Characters that struggle with their identities — and the way they interact in larger social frameworks — are author Sally Rooney’s specialty. Both Frances and Marianne are unabashedly individualistic, and yet they feel this pressure to be like “normal people,” a dichotomy that most people today experience to varying degrees. Both characters navigate relationships that are dynamic and all-consuming, and both characters also tend toward a state of total vulnerability, where emotional interdependence transcends social boundaries. Rooney’s plots are simple and slow-paced, but her genius lies in the piercing insight through which she brought the power of The Character back.
She resembles Jane Austen in this respect; in fact, she even said in an interview with The New Yorker that “a lot of critics have noticed that my books are basically nineteenth-century novels dressed up in contemporary clothing.”
It is not for nothing, then, that The New York Times declared Rooney “the first great millennial author.” She single-handedly reinvented the novel-of-manners for the digital era, bringing her own fresh voice and a new dimension of complexity that examines moral ambiguity with unparalleled clarity. As Swetabh Changkakoti ’24 wrote in a message to The Herald, her books are “grounded in our generation’s reality. People fumble and mess up, digital communication is a real thing, and I think her descriptions have the power to materialize connections between people characteristically disconnected from themselves.”
But that’s not the only reason Rooney has become a cultural phenomenon: Just as digital technology seamlessly becomes a part of her narrative, the social and political atmosphere of the times are absorbed into it just as naturally. The 2008 financial crash of Ireland forms the backdrop of both her novels; “Normal People” explicitly highlights class differences, and Marxism is embedded in “Conversations with Friends.” To The New Yorker, Rooney, a “lifelong Marxist,” said “I feel like you can really get away with putting a lot of your opinions — if you wanted to — in a novel.”
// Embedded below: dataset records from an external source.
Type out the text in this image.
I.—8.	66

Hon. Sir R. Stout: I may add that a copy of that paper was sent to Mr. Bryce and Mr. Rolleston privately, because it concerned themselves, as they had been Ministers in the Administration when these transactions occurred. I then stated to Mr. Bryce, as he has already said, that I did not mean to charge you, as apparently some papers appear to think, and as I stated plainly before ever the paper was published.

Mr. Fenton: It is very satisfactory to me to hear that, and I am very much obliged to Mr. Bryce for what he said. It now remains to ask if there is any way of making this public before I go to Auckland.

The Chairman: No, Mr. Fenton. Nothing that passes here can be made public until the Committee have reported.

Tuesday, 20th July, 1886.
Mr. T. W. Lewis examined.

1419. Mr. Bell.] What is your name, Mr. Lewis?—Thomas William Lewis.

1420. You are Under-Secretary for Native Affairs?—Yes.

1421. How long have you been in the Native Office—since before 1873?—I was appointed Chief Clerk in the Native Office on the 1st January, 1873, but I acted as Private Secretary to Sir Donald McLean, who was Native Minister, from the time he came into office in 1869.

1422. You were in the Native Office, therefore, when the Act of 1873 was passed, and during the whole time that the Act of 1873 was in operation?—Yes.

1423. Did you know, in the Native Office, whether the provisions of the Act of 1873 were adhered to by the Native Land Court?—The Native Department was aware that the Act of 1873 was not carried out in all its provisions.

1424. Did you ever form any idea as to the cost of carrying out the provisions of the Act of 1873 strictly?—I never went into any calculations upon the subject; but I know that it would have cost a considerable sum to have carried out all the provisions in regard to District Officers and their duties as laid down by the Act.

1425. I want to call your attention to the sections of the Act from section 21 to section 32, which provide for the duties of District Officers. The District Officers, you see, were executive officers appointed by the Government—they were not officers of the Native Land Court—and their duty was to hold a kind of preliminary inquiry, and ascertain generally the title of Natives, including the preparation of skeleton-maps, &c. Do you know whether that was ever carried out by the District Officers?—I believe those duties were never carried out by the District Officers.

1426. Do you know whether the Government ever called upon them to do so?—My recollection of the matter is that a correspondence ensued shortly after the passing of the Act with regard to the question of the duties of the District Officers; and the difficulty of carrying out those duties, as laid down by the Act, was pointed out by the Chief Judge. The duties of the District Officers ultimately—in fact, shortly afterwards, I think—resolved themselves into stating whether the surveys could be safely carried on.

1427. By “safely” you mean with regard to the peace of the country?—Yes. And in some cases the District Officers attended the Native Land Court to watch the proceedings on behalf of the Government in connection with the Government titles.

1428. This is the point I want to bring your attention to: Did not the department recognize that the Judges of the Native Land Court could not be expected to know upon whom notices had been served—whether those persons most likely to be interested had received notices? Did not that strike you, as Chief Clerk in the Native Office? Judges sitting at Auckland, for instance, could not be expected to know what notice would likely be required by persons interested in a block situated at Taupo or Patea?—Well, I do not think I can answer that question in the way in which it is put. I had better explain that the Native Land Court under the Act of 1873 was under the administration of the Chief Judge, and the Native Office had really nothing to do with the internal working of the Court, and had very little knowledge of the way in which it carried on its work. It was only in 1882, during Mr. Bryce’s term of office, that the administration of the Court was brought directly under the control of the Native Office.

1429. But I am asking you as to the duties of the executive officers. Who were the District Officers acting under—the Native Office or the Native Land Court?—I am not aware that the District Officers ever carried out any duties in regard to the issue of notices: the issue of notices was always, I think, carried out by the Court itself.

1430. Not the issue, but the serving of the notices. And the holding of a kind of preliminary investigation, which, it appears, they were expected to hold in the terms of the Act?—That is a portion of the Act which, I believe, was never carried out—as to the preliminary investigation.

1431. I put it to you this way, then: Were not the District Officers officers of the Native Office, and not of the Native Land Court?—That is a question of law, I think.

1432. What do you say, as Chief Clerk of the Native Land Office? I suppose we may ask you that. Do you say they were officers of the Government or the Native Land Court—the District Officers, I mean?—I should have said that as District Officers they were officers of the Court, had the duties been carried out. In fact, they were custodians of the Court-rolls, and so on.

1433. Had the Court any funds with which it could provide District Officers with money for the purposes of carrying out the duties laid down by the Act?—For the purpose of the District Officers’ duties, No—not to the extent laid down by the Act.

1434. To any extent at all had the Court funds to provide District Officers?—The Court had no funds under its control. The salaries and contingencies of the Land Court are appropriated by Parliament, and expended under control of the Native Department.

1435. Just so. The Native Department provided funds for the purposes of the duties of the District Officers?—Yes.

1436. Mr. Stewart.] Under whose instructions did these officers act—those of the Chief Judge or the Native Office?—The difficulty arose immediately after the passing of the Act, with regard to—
It is no surprise, then, that Frances is a communist. “I’d checked what the average yearly income would be if the gross world product were divided evenly among everyone, and according to Wikipedia it would be $16,100. I saw no reason, political or financial, ever to make more money than that,” the character says. Rooney does not shy away from taking a stand — and a radical, brave one at that. The political dynamics she explores are also reflected in the relationships between her characters, which are anti-establishment and fluid in themselves.
But to truly do justice to Sally Rooney, she needs to be appreciated as a feminist writer. Gender theory is as inextricable to her art as Marxism is, and that, among other things, is why she is heralded as the “voice of a generation.” Not only does she explore how traditional gender roles and toxic masculinity play into relationships, but also how equality is more complicated than the general narrative seems to allow for. In an interview with the Louisiana Museum of Modern Art, Rooney admitted that she used to view “the independent woman” as the feminist ideal, but her view has evolved over time.
And it seems that Rooney’s view of feminism has resonated with readers. “‘Normal People’ and ‘Conversations with Friends’ helped me think about how depending on other people might actually be a great thing, and something that actually contributes to equality,” wrote Justin Ekstrom ’24. In this manner, both Frances and Marianne find a sort of freedom in being able to break out of a typical, heteronormative, family-oriented and set-in-stone relationship model.
“Normal People” also directly addresses domestic violence, and the complicated ways in which it can manifest in the victim’s lives. “Marianne is the very definition of a victim, which reminds me of how gender dynamics shape the ways in which people cope with their trauma,” wrote Jenna Cooley ’24. “Marianne does not target any lingering outrage or pain from the circumstances of her childhood and adolescence at any external sources — all of it is drawn inward and targeted at herself.”
As an Irish woman with two wildly successful books published before she turned 28, Rooney has become a feminist icon herself. With her acute voice, she strikes the perfect balance between relatability and making you question all the establishments and norms you take for granted, making for literature that is both timely and timeless.